After an image of former First Lady of the United States, Michelle Obama, surfaced in which she sports what appears to be her hair in its natural state, the comments and reactions that followed on social media, ranging from praise and admiration to empathy, did indeed do a solid job of highlighting the problematic issue that still exists around Black hair in any workplace across the globe – it’s ‘unprofessional’. But isn’t there another glaring issue also attached to this re-awakening? One that involves how personal choices by influential people can make a huge difference?
Before and during the eight years Michelle Obama spent in the White House and on our screens, the idea of her hair being anything but straight probably never occurred to most people. In fact, it was pretty difficult to imagine Michelle rocking a fro, or curls (except for that one time when she ‘unveiled’ them), or whatever. In any case, she probably preferred to have and keep her hair straightened. Nothing to do with the demands of her position or White societal criteria of what constitutes a professional look.
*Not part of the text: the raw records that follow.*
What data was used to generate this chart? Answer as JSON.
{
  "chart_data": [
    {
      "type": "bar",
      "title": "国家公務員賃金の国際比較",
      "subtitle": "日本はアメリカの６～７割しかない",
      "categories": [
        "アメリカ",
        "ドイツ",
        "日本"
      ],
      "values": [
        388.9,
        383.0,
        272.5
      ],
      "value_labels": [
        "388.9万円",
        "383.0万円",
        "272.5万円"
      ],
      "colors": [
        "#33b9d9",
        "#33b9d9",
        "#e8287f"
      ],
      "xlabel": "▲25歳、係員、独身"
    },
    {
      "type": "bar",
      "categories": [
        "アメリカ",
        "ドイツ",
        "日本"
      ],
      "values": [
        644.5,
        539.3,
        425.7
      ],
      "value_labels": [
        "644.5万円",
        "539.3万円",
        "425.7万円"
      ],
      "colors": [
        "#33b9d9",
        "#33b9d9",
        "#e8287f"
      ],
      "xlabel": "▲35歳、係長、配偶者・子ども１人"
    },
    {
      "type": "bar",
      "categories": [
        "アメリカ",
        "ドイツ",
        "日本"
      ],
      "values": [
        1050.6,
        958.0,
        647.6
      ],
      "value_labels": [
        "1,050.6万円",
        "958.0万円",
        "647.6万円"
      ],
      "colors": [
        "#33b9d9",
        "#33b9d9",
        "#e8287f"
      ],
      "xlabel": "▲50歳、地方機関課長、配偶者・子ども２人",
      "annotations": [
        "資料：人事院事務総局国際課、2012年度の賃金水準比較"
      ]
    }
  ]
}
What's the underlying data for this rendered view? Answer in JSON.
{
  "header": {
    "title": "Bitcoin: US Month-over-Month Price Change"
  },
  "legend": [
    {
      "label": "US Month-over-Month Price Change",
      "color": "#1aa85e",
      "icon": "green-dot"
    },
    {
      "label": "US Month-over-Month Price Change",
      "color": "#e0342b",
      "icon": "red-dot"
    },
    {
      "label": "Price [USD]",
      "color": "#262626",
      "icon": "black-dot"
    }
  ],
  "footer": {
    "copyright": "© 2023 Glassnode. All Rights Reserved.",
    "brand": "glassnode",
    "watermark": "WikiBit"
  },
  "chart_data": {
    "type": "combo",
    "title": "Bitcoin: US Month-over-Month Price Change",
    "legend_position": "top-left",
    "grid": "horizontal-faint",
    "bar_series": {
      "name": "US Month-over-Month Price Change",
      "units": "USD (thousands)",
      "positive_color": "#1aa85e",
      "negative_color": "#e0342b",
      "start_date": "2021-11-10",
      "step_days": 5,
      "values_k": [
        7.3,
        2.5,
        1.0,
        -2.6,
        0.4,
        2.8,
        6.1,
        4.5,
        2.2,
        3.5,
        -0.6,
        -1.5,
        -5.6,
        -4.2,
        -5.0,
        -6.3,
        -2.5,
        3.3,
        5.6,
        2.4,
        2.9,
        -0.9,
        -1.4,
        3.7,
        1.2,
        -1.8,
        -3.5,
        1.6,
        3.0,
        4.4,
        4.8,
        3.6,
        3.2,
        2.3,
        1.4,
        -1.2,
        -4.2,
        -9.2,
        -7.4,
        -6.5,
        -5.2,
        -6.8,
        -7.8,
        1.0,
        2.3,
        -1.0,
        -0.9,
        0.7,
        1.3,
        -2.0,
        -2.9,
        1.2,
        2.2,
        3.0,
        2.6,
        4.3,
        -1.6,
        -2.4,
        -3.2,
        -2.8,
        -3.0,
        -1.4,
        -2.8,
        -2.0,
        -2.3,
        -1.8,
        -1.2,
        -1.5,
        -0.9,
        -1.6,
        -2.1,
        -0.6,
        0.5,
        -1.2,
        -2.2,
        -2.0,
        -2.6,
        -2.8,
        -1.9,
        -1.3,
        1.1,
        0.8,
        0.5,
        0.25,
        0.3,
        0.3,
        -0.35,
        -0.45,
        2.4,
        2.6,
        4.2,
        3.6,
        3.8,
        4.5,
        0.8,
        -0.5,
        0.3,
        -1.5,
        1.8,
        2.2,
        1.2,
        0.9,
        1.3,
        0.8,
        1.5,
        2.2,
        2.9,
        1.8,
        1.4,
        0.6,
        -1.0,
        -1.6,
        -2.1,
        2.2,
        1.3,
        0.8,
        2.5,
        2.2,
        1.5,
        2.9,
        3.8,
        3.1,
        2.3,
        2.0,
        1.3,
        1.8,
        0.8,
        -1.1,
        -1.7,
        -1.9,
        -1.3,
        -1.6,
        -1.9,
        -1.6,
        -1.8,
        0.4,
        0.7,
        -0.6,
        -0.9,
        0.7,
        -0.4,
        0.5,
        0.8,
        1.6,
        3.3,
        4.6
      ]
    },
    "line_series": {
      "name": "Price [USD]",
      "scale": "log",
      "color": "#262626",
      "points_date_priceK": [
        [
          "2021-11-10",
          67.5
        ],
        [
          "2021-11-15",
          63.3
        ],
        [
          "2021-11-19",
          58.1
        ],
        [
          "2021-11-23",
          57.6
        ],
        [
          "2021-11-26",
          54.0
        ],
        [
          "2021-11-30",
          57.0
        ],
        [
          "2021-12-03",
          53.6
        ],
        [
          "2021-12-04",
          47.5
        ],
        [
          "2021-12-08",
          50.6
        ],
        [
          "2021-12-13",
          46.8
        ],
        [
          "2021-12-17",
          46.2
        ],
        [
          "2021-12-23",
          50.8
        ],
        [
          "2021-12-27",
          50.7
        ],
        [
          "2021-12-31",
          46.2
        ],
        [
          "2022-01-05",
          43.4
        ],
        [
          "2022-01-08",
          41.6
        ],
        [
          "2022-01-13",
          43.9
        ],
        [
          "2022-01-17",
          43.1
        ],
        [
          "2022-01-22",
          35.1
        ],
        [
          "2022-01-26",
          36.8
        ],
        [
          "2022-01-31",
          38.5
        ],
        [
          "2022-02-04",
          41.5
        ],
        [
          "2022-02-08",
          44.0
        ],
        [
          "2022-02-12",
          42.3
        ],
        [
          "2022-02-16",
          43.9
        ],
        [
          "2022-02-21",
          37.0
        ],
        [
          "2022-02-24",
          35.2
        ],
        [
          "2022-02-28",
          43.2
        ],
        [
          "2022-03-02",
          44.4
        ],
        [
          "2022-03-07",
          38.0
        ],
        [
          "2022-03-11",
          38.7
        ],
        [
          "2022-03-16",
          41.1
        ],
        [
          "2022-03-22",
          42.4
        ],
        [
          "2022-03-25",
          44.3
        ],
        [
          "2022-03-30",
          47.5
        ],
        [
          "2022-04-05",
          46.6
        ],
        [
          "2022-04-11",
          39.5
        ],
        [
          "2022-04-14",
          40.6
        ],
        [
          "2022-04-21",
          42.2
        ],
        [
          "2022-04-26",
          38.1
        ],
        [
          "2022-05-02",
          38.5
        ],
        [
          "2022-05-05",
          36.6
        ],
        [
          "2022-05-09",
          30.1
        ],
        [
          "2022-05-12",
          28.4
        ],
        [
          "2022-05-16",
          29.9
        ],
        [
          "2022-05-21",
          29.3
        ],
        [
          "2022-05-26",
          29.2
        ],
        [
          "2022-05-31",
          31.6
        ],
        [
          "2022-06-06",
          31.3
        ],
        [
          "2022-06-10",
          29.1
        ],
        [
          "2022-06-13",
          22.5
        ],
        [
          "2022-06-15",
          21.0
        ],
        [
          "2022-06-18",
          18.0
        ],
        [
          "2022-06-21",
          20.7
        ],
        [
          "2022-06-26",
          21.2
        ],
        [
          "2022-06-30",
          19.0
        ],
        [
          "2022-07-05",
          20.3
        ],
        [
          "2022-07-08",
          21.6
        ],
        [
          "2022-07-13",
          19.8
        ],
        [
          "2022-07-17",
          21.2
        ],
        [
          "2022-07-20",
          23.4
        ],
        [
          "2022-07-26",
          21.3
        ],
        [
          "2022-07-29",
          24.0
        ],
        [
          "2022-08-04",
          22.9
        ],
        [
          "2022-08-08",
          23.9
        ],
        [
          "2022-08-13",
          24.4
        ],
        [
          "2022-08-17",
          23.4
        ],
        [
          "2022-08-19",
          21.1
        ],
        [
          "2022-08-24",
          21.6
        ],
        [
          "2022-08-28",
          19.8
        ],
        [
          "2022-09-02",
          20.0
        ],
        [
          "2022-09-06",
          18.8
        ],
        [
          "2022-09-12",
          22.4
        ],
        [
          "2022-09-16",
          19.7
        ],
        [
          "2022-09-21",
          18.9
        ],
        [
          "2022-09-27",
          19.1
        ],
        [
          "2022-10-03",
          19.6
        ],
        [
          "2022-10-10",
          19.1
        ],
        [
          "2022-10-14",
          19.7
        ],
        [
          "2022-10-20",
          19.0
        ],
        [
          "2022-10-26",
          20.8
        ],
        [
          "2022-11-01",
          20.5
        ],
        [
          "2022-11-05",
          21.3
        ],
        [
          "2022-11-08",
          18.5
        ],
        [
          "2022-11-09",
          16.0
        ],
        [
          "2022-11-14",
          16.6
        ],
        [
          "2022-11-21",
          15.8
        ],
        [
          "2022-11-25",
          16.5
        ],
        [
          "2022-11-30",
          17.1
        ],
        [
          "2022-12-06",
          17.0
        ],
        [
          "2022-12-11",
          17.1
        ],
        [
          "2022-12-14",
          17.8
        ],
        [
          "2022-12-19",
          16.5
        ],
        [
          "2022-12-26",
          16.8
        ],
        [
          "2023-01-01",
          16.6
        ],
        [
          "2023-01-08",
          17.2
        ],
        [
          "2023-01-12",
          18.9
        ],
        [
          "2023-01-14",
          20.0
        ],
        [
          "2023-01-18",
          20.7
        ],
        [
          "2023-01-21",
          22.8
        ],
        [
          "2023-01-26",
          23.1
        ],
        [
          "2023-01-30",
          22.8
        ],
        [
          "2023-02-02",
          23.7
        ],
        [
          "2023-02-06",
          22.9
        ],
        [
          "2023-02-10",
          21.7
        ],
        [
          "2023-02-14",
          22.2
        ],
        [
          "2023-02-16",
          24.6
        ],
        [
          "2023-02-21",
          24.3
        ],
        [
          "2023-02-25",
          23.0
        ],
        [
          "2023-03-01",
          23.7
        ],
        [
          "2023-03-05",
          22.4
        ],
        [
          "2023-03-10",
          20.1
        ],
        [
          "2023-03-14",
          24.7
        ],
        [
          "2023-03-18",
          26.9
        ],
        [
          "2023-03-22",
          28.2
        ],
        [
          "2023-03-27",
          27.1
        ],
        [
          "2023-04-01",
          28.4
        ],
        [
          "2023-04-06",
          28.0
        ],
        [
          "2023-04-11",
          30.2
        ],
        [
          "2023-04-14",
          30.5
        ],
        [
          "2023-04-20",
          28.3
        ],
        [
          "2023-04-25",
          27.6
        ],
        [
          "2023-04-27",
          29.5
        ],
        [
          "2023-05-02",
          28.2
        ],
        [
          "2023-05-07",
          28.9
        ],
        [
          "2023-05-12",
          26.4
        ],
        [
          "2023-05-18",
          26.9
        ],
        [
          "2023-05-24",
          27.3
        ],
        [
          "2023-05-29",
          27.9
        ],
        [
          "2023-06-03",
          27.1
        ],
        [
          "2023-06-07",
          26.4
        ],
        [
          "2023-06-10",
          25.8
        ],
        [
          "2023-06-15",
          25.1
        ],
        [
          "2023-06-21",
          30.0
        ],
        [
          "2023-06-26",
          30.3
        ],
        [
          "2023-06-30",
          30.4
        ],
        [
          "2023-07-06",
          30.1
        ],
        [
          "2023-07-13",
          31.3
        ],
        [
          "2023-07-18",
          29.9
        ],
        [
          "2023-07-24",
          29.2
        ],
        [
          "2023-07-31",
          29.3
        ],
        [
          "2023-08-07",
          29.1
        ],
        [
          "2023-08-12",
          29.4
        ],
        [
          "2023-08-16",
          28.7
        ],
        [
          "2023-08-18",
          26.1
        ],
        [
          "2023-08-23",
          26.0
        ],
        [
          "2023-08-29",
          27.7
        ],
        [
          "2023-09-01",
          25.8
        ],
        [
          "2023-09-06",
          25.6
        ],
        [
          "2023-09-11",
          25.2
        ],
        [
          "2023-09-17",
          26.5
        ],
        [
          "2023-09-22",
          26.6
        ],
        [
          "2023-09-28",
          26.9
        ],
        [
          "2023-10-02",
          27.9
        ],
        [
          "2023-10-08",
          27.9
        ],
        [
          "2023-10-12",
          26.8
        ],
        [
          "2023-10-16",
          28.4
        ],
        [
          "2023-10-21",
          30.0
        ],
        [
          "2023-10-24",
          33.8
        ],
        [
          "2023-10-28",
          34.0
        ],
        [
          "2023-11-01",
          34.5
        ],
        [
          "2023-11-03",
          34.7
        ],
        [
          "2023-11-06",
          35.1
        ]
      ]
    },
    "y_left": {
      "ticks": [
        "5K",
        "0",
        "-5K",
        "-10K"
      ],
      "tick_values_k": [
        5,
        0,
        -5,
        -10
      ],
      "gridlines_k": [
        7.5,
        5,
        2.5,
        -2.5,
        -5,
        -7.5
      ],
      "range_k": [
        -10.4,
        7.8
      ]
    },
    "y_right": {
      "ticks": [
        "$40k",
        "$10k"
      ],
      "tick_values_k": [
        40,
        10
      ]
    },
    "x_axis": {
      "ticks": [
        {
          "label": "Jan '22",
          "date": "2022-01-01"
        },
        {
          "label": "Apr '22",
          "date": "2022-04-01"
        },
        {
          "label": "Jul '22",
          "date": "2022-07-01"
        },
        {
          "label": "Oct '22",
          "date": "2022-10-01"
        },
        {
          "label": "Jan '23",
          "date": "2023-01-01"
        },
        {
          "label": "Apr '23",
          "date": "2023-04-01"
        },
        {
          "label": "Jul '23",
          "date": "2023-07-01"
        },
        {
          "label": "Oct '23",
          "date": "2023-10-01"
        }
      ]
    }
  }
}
However, literally a couple of months after her departure from the ‘political public eye’, it would seem she feels safe enough to ‘unleash’ her hair in all its kinky glory. While it comes across as her enjoying a similar moment as finally having the opportunity to let out that long trapped air from your lungs after a day of wearing a bra, as some comments online suggest, they’re not quite the same thing.
Unfortunately, the cause for concern, in this case, is not necessarily the fact that perceptions and attitudes towards Black hair in the workplace affect all and sundry and haven’t progressed much. It’s why Michelle Obama, of all people, has to conform to it, and what does such conformity say about the struggle to neutralise negative attitudes towards Black identity in the US, as well as general acceptance of it in other parts of the world?
Michelle as FLOTUS was a quintessential representation of the powerful Black woman; quality education, intelligence, style, class, sass, taste… you name it. In addition, her outgoing, down-to-earth and not-so-White-Housey personality won her uncountable accolades and the hearts of many globally. Yet, whether it was on Ellen, or at a fundraising dinner, or at a campaign, the wife of the president of the United States still looked like just that – the wife of the president of the United States. Apparently synonymous with having straight to wavy hair, no matter your race.
As ATTN: state in their article about the picture, renowned author Chimamanda Adichie rightly – sadly – previously noted that Barack Obama would not have become the 44th president of the US if Michelle did not have ‘professional’ hair. So, ‘professional’ hair was needed to win the election for her husband. How about after?
If you calculate how often Black women tend to change their hairstyles and such and then split it by half, Michelle Obama had at least 34 opportunities in eight years to let the world know that seeing a Black woman’s real hair should ordinarily not come as a surprise or newsworthy to anyone.
Growing up and living as a Black woman in the United States is arguably one of the hardest experiences historically or contemporarily. Thus, in a nutshell, it is understandable if middle and high school and college Michelle, like most Black women, had to submit to a relaxer or flat iron 80 percent of the time to be presentable, respected, taken seriously, and to fight her way to the top. Well, she got there.
I personally recall wondering a number of times, when I saw her on television or on the Internet, why the First Lady of the United States hadn’t quite fully joined the ‘Black hair, Black identity movement’ currently taking over the world by wearing her natural hair every now and then. Or why she couldn’t.
Now, with the strong assumption that an unwritten, unspoken, subtle microaggressive version of the policy against Black hair in the workplace exists in the White House, could Michelle’s influence as FLOTUS not address it adequately?
Policies surrounding Black hair in workplaces in the United States and outside of it may seem more relaxed because of the growing number of women wearing their hair in its natural state, and feeling more comfortable to wear it that way to work. But the discrimination still very much thrives.
Again, it’s possible Michelle Obama actually prefers her hair straight, and this trending picture is either her embracing her curls for the day or on her way to the salon, but her choices in the White House could have helped to show that racial identity transcends any workplace.
Choosing how you look to suit a workplace is already problematic in itself, however understandable in some cases. But letting that infringe upon your identity is something that can be helped.